Complaints over shoddy services paraphrase the same grievances of those anarchic months after Saddam Hussein’s fall. The sense of the unknown persists, as frustration mounts, Iraqi leaders bicker and no one seems sure of American intentions, even as President Obama observes what the administration describes as a turning point in the conflict.
“I challenge anyone to say what has happened, what’s happening now and what will happen in the future,” Mohammed Hayawi, a bookseller whose girth matched his charm, said as sweat poured down his jowly face on a hot summer day in 2003.

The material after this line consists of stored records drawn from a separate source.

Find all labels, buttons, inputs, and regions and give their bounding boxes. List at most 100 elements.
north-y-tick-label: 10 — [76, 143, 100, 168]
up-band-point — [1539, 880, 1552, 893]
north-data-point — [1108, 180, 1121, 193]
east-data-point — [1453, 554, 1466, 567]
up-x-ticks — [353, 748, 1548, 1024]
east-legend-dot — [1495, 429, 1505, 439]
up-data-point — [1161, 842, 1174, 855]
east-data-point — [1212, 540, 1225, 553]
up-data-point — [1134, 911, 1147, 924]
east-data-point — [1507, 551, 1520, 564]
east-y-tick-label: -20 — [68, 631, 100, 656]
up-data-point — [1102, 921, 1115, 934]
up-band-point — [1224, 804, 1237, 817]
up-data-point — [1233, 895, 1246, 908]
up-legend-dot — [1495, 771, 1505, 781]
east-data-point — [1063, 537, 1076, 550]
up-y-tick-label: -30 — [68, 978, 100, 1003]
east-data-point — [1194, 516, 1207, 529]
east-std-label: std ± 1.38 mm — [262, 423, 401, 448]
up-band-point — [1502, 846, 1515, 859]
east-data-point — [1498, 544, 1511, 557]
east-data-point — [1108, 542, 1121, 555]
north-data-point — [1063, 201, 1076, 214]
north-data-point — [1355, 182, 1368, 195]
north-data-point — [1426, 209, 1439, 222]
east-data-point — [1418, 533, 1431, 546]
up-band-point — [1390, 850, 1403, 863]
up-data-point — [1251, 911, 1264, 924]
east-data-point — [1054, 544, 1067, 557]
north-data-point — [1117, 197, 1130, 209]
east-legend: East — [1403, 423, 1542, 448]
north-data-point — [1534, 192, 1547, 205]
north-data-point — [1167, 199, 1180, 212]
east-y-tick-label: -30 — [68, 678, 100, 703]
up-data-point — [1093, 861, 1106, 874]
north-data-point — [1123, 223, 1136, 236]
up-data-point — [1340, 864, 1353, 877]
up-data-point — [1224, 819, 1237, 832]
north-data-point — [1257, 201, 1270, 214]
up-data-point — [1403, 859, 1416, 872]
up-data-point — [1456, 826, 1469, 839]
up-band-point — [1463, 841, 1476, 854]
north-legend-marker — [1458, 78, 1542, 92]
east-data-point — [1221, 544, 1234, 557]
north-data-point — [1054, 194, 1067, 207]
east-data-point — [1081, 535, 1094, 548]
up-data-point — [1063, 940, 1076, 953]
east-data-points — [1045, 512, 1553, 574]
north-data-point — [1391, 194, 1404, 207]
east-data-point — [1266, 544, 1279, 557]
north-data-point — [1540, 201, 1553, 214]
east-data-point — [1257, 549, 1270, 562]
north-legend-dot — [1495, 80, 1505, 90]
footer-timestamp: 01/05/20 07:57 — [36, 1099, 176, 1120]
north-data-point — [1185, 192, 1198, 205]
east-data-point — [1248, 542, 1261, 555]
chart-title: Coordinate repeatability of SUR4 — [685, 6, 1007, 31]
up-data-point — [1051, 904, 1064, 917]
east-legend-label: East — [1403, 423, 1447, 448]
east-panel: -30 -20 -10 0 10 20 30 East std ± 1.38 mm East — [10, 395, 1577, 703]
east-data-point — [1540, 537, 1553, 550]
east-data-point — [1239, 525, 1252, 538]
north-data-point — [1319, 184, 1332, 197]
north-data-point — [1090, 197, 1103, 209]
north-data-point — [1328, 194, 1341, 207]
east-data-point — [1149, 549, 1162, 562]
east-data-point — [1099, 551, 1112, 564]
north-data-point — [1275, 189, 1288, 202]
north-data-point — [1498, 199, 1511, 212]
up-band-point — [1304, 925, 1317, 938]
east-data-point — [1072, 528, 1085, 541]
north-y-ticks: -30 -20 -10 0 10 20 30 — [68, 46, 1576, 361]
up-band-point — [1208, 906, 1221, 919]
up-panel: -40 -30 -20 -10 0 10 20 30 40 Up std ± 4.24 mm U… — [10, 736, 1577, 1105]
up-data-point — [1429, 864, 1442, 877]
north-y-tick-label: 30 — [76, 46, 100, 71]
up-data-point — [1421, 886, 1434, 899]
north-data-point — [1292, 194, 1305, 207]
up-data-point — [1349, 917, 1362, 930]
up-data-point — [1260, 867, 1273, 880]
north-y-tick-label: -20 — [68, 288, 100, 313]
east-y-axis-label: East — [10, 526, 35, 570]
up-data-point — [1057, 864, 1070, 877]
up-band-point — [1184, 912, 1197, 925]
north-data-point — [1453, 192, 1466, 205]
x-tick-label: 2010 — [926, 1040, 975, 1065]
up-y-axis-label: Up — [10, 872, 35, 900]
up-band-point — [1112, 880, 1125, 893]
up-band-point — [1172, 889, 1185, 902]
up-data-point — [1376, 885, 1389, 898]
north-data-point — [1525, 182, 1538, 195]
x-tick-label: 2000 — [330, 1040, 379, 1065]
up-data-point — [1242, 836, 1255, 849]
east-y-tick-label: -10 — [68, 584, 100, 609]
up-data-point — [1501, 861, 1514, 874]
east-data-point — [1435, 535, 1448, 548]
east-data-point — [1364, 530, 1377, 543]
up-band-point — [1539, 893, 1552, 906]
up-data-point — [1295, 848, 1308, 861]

Mr. Hayawi died in 2007, as a car bomb tore through his bookstore filled with tomes of ayatollahs, predictions by astrologers and poems of Communist intellectuals. This week, in the same shop, still owned by his family, Najah Hayawi reflected on his words, near a poster that denounced “the cowardly, wretched bombing” that had killed his brother.
“There is no one in Iraq who has any idea — not only about what’s happened or what’s happening — but about what will happen in the future,” he said. “Not just me, not just Mohammed, God rest his soul, but anyone you talk to. You won’t find anyone.”
Iraqis call the overthrow of Mr. Hussein’s government the “suqut.” It means the fall. Seven years later, no one has yet quite defined what replaced it, an interim as inconclusive as the invasion was climactic. “Theater,” Mr. Hayawi’s brother called it, and he said the populace still had no hand in writing a script that was in others’ hands.
“The best thing is that I have no children,” Shahla Atraqji, a 38-year-old doctor, said back in 2003, as she sipped coffee at Baghdad’s Hunting Club to the strains of Lebanese pop. “If I can’t offer my children a good life, I would never bring them into this world.”
This week, Thamer Aziz, a doctor who helps fit amputees with artificial limbs at the Medical Rehabilitation Center, stared at Musafa Hashem, a 6-year-old boy who lost his right leg in a car bomb in Kadhimiya in July. His father was paralyzed.
“I’ve believed this for a long time, and I still do,” he said. “I cannot get married and have a family because I may lose them any minute, by a bomb or bullet.”
“Just like him,” he said, gesturing toward the boy.
Even in the denouement of America’s experience here, old habits die hard.
On Monday, four American Humvees drove the wrong way down a street, turrets swinging at oncoming traffic. Cars stopped, giving them distance. The Humvees turned, plowed over a curb, dug a trench in the muddy median, then rumbled on their way.
“See! Did you see?” asked Mustafa Munaf, a storekeeper.
“It’s the same thing,” he said, shaking his head. “What’s changed?”